Ubisoft has begun notifying account holders of a breach that resulted in their email addresses, usernames and (encrypted) passwords being compromised.
“We recently discovered that one of our Web sites was exploited to gain unauthorized access to some of our online systems. We instantly took steps to close this off and to begin a thorough investigation with the relevant authorities, internal and external security experts, and to start restoring the integrity of any systems that may have been compromised,” the company shared on its blog and in the email notifications sent to its users.
Apparently no credit/debit card information was compromised as no personal payment information is stored with the company, and the attackers haven’t managed to get access to the database containing users’ real name, physical address and phone numbers.
The accesses passwords are encrypted, but the company has nevertheless advised users to log into their account and to change their passwords – preferably to a complex and long one.
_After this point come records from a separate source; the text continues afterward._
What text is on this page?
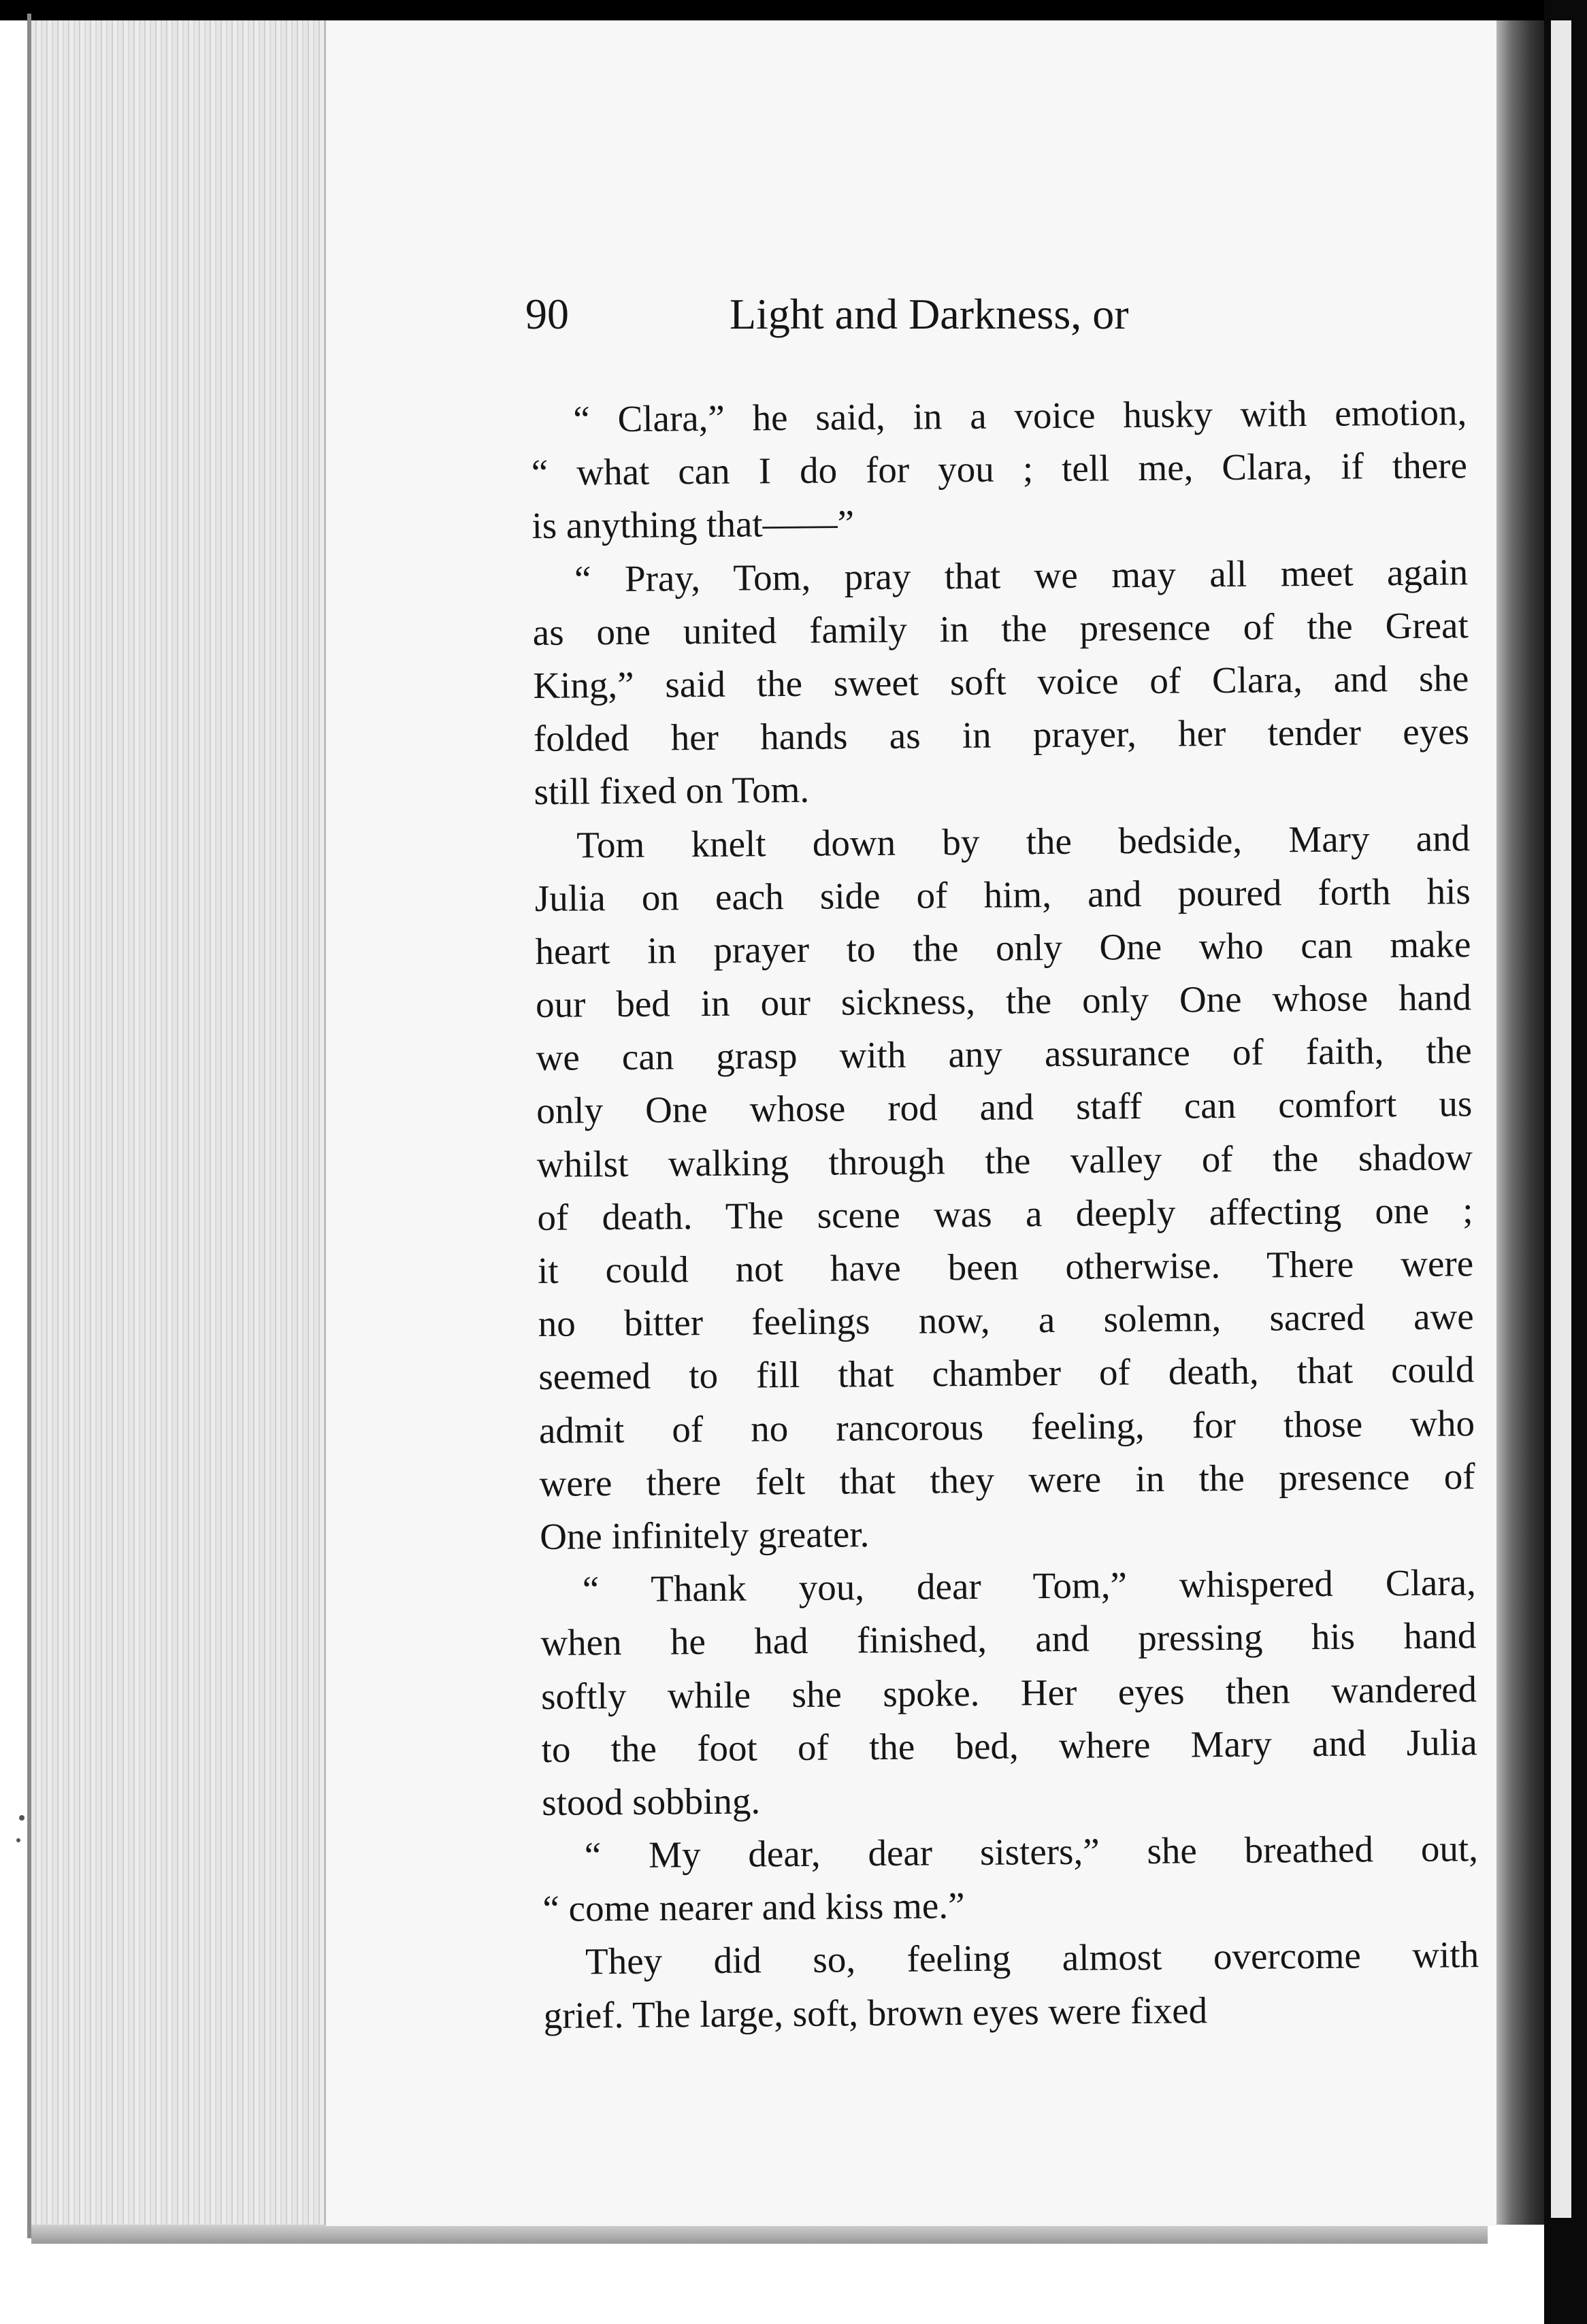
90	Light and Darkness, or
“ Clara,” he said, in a voice husky with emotion,
“ what can I do for you ; tell me, Clara, if there
is anything that——”
“ Pray, Tom, pray that we may all meet again
as one united family in the presence of the Great
King,” said the sweet soft voice of Clara, and she
folded her hands as in prayer, her tender eyes
still fixed on Tom.
Tom knelt down by the bedside, Mary and
Julia on each side of him, and poured forth his
heart in prayer to the only One who can make
our bed in our sickness, the only One whose hand
we can grasp with any assurance of faith, the
only One whose rod and staff can comfort us
whilst walking through the valley of the shadow
of death. The scene was a deeply affecting one ;
it could not have been otherwise. There were
no bitter feelings now, a solemn, sacred awe
seemed to fill that chamber of death, that could
admit of no rancorous feeling, for those who
were there felt that they were in the presence of
One infinitely greater.
“ Thank you, dear Tom,” whispered Clara,
when he had finished, and pressing his hand
softly while she spoke. Her eyes then wandered
to the foot of the bed, where Mary and Julia
stood sobbing.
“ My dear, dear sisters,” she breathed out,
“ come nearer and kiss me.”
They did so, feeling almost overcome with
grief. The large, soft, brown eyes were fixed
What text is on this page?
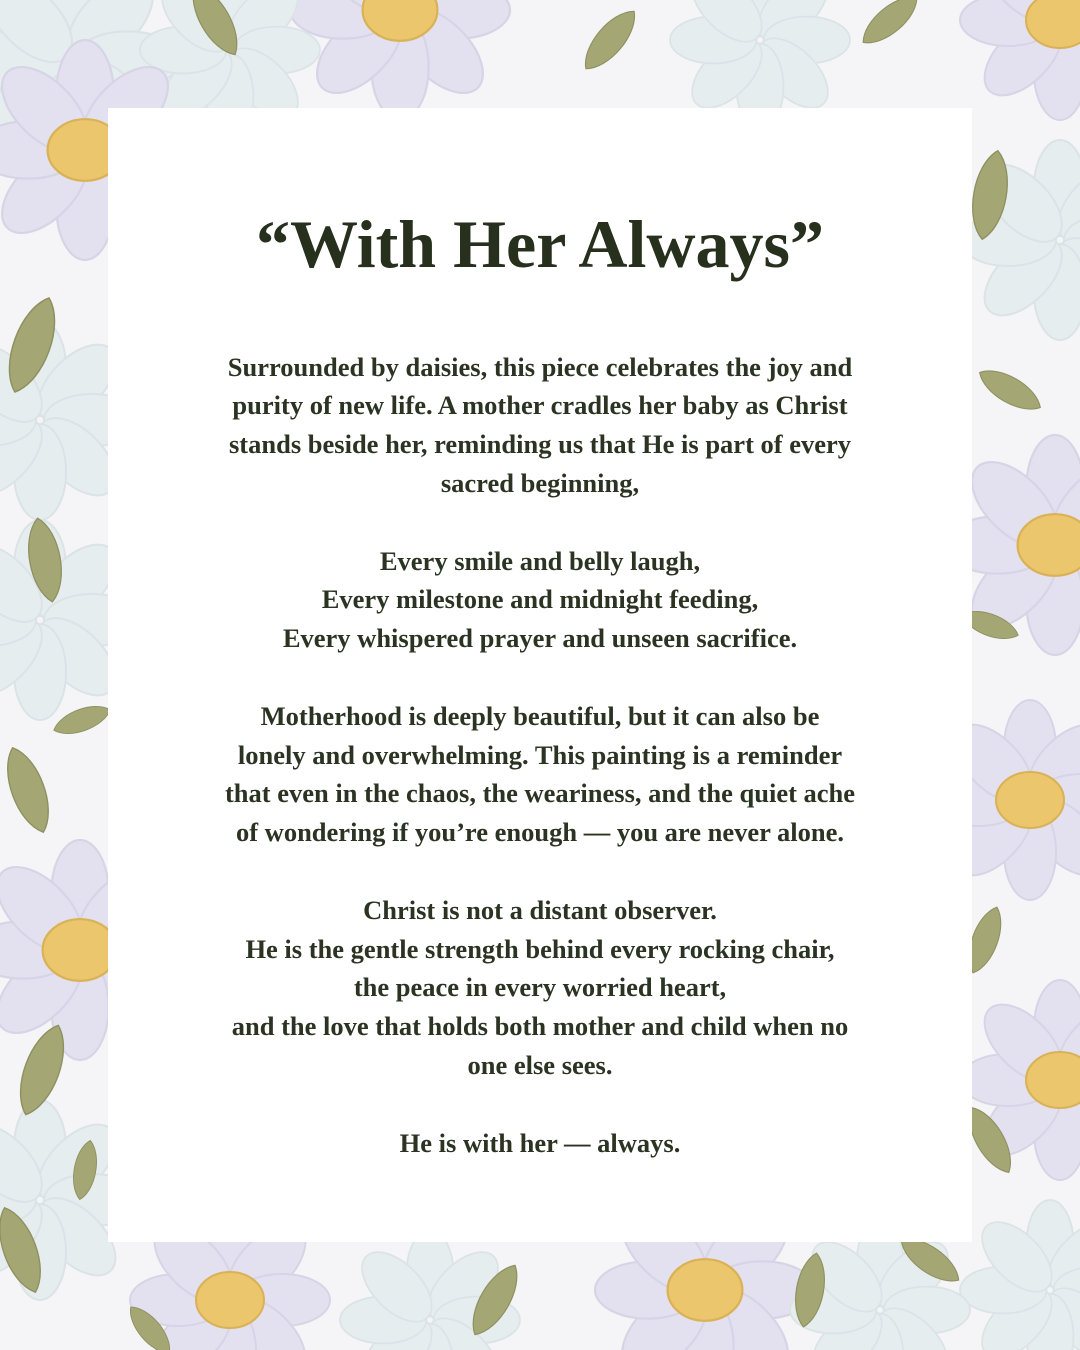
“With Her Always”

Surrounded by daisies, this piece celebrates the joy and
purity of new life. A mother cradles her baby as Christ
stands beside her, reminding us that He is part of every
sacred beginning,

Every smile and belly laugh,
Every milestone and midnight feeding,
Every whispered prayer and unseen sacrifice.

Motherhood is deeply beautiful, but it can also be
lonely and overwhelming. This painting is a reminder
that even in the chaos, the weariness, and the quiet ache
of wondering if you’re enough — you are never alone.

Christ is not a distant observer.
He is the gentle strength behind every rocking chair,
the peace in every worried heart,
and the love that holds both mother and child when no
one else sees.

He is with her — always.
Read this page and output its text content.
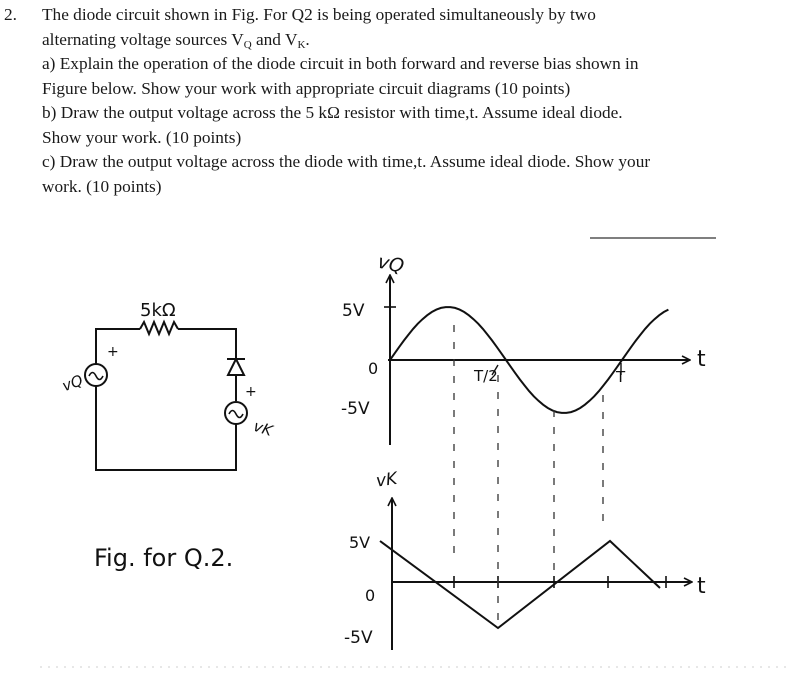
2. The diode circuit shown in Fig. For Q2 is being operated simultaneously by two
alternating voltage sources $V_Q$ and $V_K$.
a) Explain the operation of the diode circuit in both forward and reverse bias shown in
Figure below. Show your work with appropriate circuit diagrams (10 points)
b) Draw the output voltage across the 5 kΩ resistor with time,t. Assume ideal diode.
Show your work. (10 points)
c) Draw the output voltage across the diode with time,t. Assume ideal diode. Show your
work. (10 points)
5kΩ
vQ
+
vK
+
Fig. for Q.2.
vQ
5V
0
-5V
T/2	T
t
vK
5V
0
-5V
t
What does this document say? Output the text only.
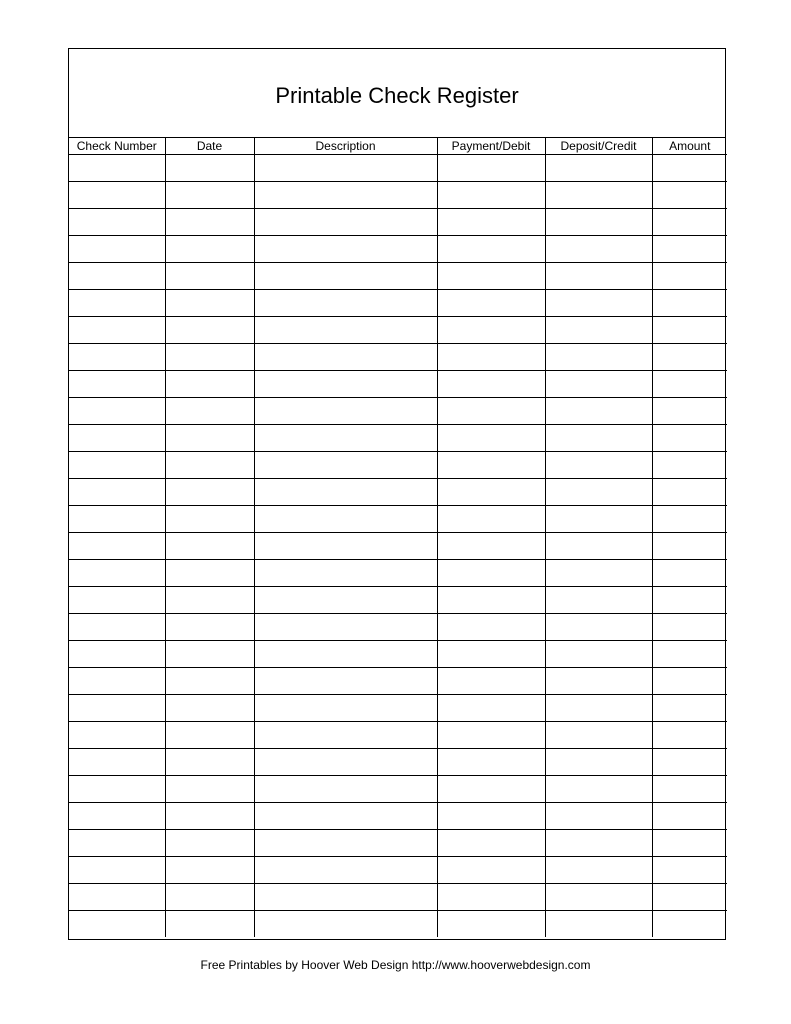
Printable Check Register
Check Number	Date	Description	Payment/Debit	Deposit/Credit	Amount

Free Printables by Hoover Web Design http://www.hooverwebdesign.com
If they have used the same or similar password on a number of online accounts, they are advised to change the password on those, as well.
I would add: beware of phishing attempts masked as emails from Ubisoft, asking for your personal or financial info, and don’t click on links offered in these emails. Also, change your password by logging into your account via the official Ubisoft login page.
The company has confirmed that the attack did not originate via any Uplay services, and that the attackers have managed to get into some of their online systems by using stolen credentials.
No additional details about the intrusion were shared, and the investigation continues. The company did create an official forum thread for users to post questions – presumably regarding the changing of passwords, as it’s doubtful they will be answering questions about the breach – but it has been used so far mostly by users who are understandably angry at the company for failing to protect their data and were looking to vent.
“Ubisoft’s security teams are exploring all available means to expand and strengthen our security measures in order to better protect our customers. Unfortunately, no company or organization is completely immune to these kinds of criminal attacks,” the company openly admitted, and I have to give them props for that – even if they botched the job with a breach notification devoid of any helpful detail.